Copyright ©ERS Journals Ltd 2009 Impact of resistance to first-line and injectable drugs on treatment outcomes in MDR-TB1 Dept of Social and Preventive Medicine, College of Medicine, Inha University, Incheon, and 2 Division of Pulmonary and Critical Care Medicine, Dept of Internal Medicine and Lung Institute, Seoul National University College of Medicine, Seoul, Republic of Korea. CORRESPONDENCE: J-J. Yim, Division of Pulmonary and Critical Care Medicine Dept of Internal Medicine, Seoul National University College of Medicine, 103 Daehangno, Jongno-gu, Seoul 110–744, Republic of Korea. Fax: 82 220729662. E-mail: yimjj{at}snu.ac.kr Keywords: Extensive drug resistance, multidrug resistance, streptomycin, tuberculosis
Received: July 1, 2008
Recently, resistance to additional first-line and injectable drugs was reported to be an independent risk factor for adverse outcomes in multidrug-resistant (MDR) tuberculosis (TB) patients. The aim of the present study was to confirm these observations in MDR-TB patients without HIV infection.
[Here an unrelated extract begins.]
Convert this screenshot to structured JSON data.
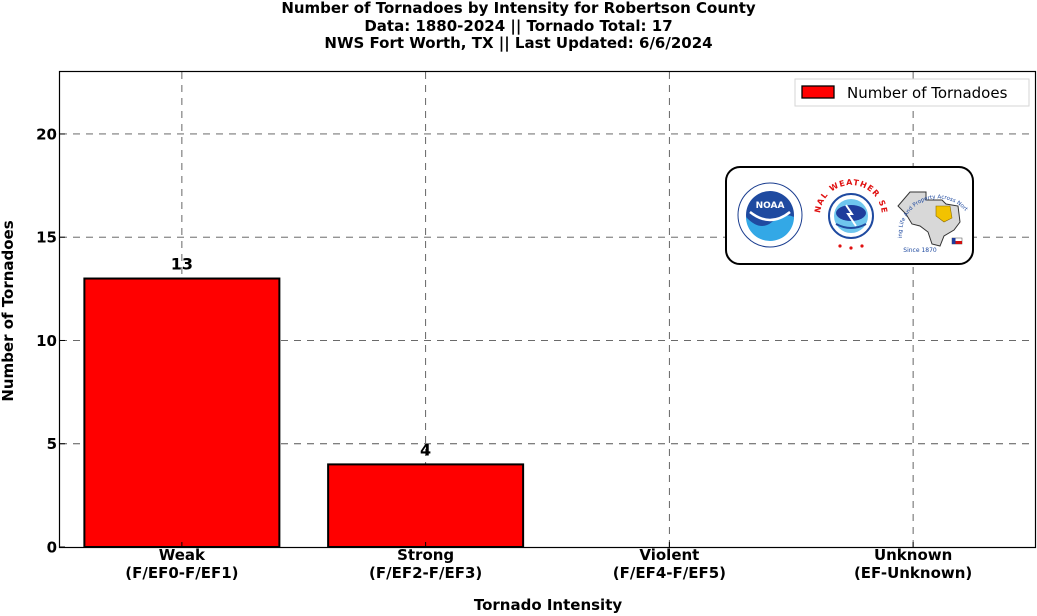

MDR-TB patients treated at a tertiary referral hospital in South Korea between January 1996 and December 2005 were included. The unadjusted and adjusted odds ratios of adverse treatment outcome were calculated for resistance to each drug and combination of drugs using simple or multiple logistic regressions.
None of the resistance to additional first-line or injectable drugs was associated with higher odds for adverse treatment outcome in 155 MDR but nonextensively drug-resistant (non-XDR) TB patients. However, streptomycin resistance was associated with 12 times the odds for adverse treatment outcome in 42 extensively drug-resistant (XDR) TB patients. Neither combinations of first-line drugs nor those of injectable drugs were associated with increased odds for adverse treatment outcomes in non-XDR MDR-TB patients or XDR-TB patients.
Only streptomycin resistance among the first-line or injectable drugs was associated with adverse treatment outcomes in extensively drug-resistant tuberculosis patients without HIV infection.